Israel könnte mit der Hamas verhandeln
Der israelische Journalist Amos Harel von der Zeitung Haaretz glaubt, dass die israelische Regierung vor einer schwierigen Entscheidung steht. Für Israel gebe es vier Optionen:
- Verhandlungen mit der Hamas
- Fortdauernde Luftangriffe auf den Gazastreifen
- Eine Verschärfung der Blockade des Palästinensergebiets
- Eine Bodenoffensive
Verhandelt die israelische Regierung mit der Hamas, würde die islamistische Terror-Gruppe einen „astronomischen Preis“ für die Freilassung israelischer und weiterer Geiseln fordern, meint Harel – etwa palästinensische Gefangene, die für den Mord an Israelis verurteilt wurden. Für die Hamas wäre es ein moralischer Ansporn.
Der stellvertretende Hamas-Chef Saleh al-Arouri deutete die Absicht der Hamas an, die Geiseln für Verhandlungen nutzen zu wollen. Palästinensische Gefangene in israelischen Gefängnissen würden „kurz vor der Freilassung“ stehen, behauptete er in dem Zusammenhang. Aktuell sind rund 4.500 Palästinenser laut der Menschenrechtsorganisation Betselem in israelischen Gefängnissen, darunter 183 aus dem Gazastreifen. Medienberichten zufolge sollen im Hintergrund bereits Verhandlungen laufen. Israel bestätigte dies nicht.
Israel führt weiter Luftangriffe auf den Gazastreifen durch
Greift das israelische Militär weiter Ziele im Gazastreifen an, könnten Tausende weitere Zivilpersonen sterben oder verletzt werden – darunter viele Kinder. Das Durchschnittsalter der Bevölkerung im Gazastreifen liegt bei nicht einmal 18 Jahren. Bereits jetzt meldet das Gesundheitsministerium in Gaza mindestens 687 Tote und 3.800 Verletzte nach israelischen Gegenschlägen (Stand: 9. Oktober). Massive Luftangriffe hatten bereits am Sonntagnachmittag (8. Oktober) begonnen. Seit Beginn dieser Angriffe seien mehr als 187.500 Menschen vertrieben worden, teilte das UN-Büro für humanitäre Angelegenheiten (Ocha) am Dienstag mit.

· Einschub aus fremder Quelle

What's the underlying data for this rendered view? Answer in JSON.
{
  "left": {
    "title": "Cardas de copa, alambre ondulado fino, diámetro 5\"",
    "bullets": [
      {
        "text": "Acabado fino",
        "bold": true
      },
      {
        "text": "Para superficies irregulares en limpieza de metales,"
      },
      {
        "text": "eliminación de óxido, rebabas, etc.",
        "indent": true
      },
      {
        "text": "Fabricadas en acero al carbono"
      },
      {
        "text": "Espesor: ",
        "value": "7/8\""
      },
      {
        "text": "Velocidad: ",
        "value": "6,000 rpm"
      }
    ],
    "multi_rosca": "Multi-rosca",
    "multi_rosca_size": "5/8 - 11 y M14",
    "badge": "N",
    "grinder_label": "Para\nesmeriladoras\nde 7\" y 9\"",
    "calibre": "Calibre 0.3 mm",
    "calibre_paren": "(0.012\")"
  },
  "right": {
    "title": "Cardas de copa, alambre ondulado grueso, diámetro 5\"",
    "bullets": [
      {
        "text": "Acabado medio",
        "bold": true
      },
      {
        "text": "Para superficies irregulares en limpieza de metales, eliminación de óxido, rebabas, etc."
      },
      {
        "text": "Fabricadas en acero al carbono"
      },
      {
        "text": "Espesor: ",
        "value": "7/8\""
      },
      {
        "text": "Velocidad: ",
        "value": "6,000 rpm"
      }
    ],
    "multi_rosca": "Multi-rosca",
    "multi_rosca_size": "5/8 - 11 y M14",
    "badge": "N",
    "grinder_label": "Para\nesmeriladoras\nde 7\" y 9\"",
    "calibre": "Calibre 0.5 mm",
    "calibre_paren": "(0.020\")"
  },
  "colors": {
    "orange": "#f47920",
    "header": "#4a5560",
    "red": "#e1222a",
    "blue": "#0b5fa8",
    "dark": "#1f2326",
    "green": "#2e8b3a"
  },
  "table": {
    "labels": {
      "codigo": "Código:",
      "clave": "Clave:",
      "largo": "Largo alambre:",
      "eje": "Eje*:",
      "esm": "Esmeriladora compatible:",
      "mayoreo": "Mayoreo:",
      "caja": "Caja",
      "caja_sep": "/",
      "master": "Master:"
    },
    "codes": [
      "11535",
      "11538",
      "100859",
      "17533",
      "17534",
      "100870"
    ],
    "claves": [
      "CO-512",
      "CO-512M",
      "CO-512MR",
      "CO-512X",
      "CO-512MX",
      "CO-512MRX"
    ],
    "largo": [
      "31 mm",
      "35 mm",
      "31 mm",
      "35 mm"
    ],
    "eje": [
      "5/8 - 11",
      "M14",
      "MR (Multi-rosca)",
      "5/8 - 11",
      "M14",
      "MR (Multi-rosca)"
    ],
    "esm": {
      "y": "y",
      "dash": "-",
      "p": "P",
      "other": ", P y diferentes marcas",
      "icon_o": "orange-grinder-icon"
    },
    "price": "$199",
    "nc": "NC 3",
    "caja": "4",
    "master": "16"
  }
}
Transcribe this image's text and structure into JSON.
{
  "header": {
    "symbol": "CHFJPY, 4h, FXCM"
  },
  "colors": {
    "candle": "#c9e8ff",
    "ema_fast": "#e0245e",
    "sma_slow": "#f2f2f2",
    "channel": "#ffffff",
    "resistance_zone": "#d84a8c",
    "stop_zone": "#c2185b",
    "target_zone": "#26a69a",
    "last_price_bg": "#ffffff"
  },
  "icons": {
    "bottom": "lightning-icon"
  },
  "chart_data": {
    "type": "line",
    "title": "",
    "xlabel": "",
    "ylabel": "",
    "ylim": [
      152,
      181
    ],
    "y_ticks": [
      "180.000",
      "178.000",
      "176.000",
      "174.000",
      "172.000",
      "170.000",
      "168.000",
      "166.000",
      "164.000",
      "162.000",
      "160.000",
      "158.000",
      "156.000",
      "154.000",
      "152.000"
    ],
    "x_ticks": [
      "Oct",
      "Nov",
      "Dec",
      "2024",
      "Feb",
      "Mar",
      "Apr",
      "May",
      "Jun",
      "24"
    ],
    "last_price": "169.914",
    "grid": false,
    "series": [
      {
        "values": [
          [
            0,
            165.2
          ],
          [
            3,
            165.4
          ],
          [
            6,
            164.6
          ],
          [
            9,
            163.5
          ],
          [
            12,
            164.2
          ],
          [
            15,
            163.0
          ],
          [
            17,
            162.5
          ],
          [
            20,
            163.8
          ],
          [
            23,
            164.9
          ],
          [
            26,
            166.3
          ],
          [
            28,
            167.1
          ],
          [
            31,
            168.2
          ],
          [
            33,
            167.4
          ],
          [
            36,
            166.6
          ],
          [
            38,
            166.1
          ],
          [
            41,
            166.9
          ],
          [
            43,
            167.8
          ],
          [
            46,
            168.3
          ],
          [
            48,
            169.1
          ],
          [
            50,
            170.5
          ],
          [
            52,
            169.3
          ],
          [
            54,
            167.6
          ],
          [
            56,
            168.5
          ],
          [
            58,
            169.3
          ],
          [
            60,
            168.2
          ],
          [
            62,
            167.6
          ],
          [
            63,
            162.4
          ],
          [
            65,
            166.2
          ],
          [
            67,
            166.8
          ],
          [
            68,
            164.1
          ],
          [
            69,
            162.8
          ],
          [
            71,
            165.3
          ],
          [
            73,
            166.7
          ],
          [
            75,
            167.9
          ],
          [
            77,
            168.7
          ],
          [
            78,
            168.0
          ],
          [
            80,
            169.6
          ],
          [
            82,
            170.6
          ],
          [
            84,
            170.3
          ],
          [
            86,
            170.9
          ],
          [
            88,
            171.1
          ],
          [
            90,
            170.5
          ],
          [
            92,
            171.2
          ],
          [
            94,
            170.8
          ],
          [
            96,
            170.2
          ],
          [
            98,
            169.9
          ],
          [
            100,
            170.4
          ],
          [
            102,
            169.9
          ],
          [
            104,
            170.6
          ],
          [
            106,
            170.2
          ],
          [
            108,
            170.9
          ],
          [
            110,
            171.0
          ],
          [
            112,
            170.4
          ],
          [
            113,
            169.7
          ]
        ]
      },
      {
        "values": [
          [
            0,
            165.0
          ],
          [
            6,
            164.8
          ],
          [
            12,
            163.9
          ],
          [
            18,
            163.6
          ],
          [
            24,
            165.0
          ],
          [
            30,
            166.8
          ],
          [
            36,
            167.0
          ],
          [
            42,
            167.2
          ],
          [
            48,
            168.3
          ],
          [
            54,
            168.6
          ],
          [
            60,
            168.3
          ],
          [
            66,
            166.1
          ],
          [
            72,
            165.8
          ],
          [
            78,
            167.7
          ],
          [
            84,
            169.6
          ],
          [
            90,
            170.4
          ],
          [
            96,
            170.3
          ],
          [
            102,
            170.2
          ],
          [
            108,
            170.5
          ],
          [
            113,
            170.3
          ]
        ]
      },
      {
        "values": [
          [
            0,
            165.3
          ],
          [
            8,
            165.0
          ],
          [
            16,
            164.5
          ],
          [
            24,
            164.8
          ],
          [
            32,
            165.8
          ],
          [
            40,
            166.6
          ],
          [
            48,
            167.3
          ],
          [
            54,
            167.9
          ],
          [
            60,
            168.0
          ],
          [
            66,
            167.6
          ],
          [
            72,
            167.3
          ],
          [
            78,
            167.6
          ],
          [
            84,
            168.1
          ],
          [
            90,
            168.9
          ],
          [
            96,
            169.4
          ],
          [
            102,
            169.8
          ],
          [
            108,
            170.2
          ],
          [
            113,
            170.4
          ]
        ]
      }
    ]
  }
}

Israel verschärft die „totale Blockade“ des Gazastreifens
Nach dem Terrorangriff der Hamas hat Israel eine „totale Blockade“ gegen den Gazastreifen verhängt. Das bedeutet: Es werde keinen Strom, keine Lebensmittel und keinen Treibstoff geben, kündigte Israels Verteidigungsminister Joav Galant an. „Wir kämpfen gegen Barbaren und reagieren entsprechend“, begründete er die Entscheidung. Auf dem Gebiet mit einer Länge von 40 und Breite von sechs bis zwölf Kilometern leben rund 2,3 Millionen Menschen – pro Quadratkilometer im Schnitt 5.500 Menschen.
Harel befürchtet eine humanitäre Katastrophe, sollte Israel die Blockade konsequent durchsetzen und die Infrastruktur im Gazastreifen beschädigen. Ein Sprecher des UN-Hilfswerks für Palästinensische Flüchtlinge (UNRWA) in Gaza sagte der Deutschen Presse-Agentur am Montag: „Gaza ist überfüllt. Die Lage der Menschen ist sehr schwer.“ Mehr als 137.000 Menschen haben bislang Schutz in Notunterkünften der UN gesucht. Laut einem UNRWA-Lagebericht vom Sonntag wurden bisher insgesamt 14 Einrichtungen der Vereinten Nationen in Gaza von israelischen Geschossen getroffen. Dabei sei es zu Sachschäden gekommen.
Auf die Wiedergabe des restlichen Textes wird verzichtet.